We have been trying to find documentation on how to tell Xen to forward MCE information to the linux kernel in Dom0 in order to let a system administrator be able to get notified when his system has bad memory. However from what I can tell this has not
been documented anywhere.
If anyone knows of documentation (or knows the answer) of what someone is supposed to do in order to monitor the corrected errors and monitor the uncorrected errors when they are running modern xen, it would be appreciated.

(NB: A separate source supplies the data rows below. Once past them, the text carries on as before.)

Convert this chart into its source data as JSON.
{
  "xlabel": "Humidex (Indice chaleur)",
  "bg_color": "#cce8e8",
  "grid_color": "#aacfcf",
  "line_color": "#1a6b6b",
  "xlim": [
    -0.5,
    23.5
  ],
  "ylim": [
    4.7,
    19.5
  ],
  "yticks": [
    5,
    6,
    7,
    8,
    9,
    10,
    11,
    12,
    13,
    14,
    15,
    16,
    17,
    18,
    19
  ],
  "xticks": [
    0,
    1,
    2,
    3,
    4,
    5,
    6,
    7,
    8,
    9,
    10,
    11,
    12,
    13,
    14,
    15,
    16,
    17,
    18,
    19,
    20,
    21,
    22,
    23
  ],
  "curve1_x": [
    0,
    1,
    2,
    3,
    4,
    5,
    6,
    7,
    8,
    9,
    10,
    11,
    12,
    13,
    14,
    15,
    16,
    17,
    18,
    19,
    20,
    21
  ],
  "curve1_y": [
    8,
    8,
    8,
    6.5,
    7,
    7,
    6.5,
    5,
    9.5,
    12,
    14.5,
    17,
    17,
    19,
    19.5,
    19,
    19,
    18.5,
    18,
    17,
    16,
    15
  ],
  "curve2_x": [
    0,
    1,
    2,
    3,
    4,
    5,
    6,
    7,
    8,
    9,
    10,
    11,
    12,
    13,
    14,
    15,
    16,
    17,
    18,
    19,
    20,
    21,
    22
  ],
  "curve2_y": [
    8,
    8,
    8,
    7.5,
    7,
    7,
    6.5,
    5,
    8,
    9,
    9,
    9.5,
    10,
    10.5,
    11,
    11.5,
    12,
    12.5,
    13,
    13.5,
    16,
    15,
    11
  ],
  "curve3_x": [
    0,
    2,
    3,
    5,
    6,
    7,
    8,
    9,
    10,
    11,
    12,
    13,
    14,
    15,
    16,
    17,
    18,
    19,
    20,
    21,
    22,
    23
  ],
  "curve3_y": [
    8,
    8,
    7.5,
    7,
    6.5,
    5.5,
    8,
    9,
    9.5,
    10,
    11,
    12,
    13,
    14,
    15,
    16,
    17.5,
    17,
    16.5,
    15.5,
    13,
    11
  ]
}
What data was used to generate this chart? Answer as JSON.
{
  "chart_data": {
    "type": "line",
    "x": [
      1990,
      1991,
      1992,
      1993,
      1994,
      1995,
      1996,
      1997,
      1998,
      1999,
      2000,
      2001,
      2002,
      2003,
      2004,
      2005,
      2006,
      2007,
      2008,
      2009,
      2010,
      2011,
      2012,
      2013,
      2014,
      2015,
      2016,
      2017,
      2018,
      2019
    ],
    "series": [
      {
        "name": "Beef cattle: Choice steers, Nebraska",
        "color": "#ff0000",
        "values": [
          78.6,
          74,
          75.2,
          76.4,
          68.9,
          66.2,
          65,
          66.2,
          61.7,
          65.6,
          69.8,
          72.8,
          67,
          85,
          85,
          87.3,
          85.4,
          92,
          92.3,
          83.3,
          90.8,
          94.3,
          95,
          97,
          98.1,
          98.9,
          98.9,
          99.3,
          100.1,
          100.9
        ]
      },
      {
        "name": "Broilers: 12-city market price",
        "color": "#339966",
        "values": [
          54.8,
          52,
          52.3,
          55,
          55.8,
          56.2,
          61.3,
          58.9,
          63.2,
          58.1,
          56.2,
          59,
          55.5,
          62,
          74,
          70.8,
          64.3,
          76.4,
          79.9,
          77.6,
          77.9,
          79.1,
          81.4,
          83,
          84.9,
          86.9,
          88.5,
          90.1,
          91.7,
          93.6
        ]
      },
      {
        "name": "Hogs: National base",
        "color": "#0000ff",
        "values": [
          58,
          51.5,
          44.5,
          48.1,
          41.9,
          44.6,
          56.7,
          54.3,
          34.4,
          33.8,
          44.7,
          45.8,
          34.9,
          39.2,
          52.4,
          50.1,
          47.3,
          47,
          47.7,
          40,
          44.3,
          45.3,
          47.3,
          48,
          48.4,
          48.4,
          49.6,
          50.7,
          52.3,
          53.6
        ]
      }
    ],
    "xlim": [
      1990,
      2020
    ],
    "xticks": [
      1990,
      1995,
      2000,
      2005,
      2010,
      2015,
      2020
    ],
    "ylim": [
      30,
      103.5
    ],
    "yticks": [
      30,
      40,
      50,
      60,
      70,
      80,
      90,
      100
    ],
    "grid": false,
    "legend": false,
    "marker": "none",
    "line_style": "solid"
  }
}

To clarify, (and for people not familiar):
When running old xen ( example: Xen 4.1) on a system, linux in dom0 would load the edac modules. example: amd64_edac_mod , edac_mce_amd , and edac_core
Once the modules loaded, the error counts for ECC memory, and PCI, could be found in these "files":
/sys/devices/system/edac/mc/mc0/ce_count
/sys/devices/system/edac/mc/mc0/ue_count
/sys/devices/system/edac/pci/pci0/npe_count
/sys/devices/system/edac/pci/pci0/pe_count
However, in 2009-02, "cegger" wrote MCA/MCE_in_Xen, a proposal for having xen start checking the information
Xen started accessing the EDAC information (now called "MCE") at some point after that, which blocks the linux kernel in dom0 from accessing it.
Now, The linux kernel compile option: CONFIG_XEN_MCE_LOG=y is documented as: "Allow kernel fetching MCE error from Xen platform and converting it into Linux mcelog format for mcelog tools".
I imagine there must be some way on the xen side for this to work for CONFIG_XEN_MCE_LOG to have gotten into the linux kernel and be enabled by default in distributions.
(notes: mcelog seems to have been replaced with "ras daemon", but I believe that it pulls information using the same kernel APT as "mcelog") (so I believe the final output of if you are having memory errors is pulled by doing "ras-mc-ctl --errors" now
instead of looking in /sys/devices/system/edac/mc and /sys/devices/system/edac/pci)
I suspect that to check if it was working on a modern system, one would do "ras-mc-ctl --status" and get something implying that the xen mce interface is working instead of just saying "ras-mc-ctl: drivers not loaded."
Somewhere it was said that adding the xen boot parameter "mce=1" to grub would cause xen to forward the info to the linux kernel, but that conflicts with recent changes to the documentation. Also, tested by setting "mce=1" and nothing appears to change.
Any help is appreciated.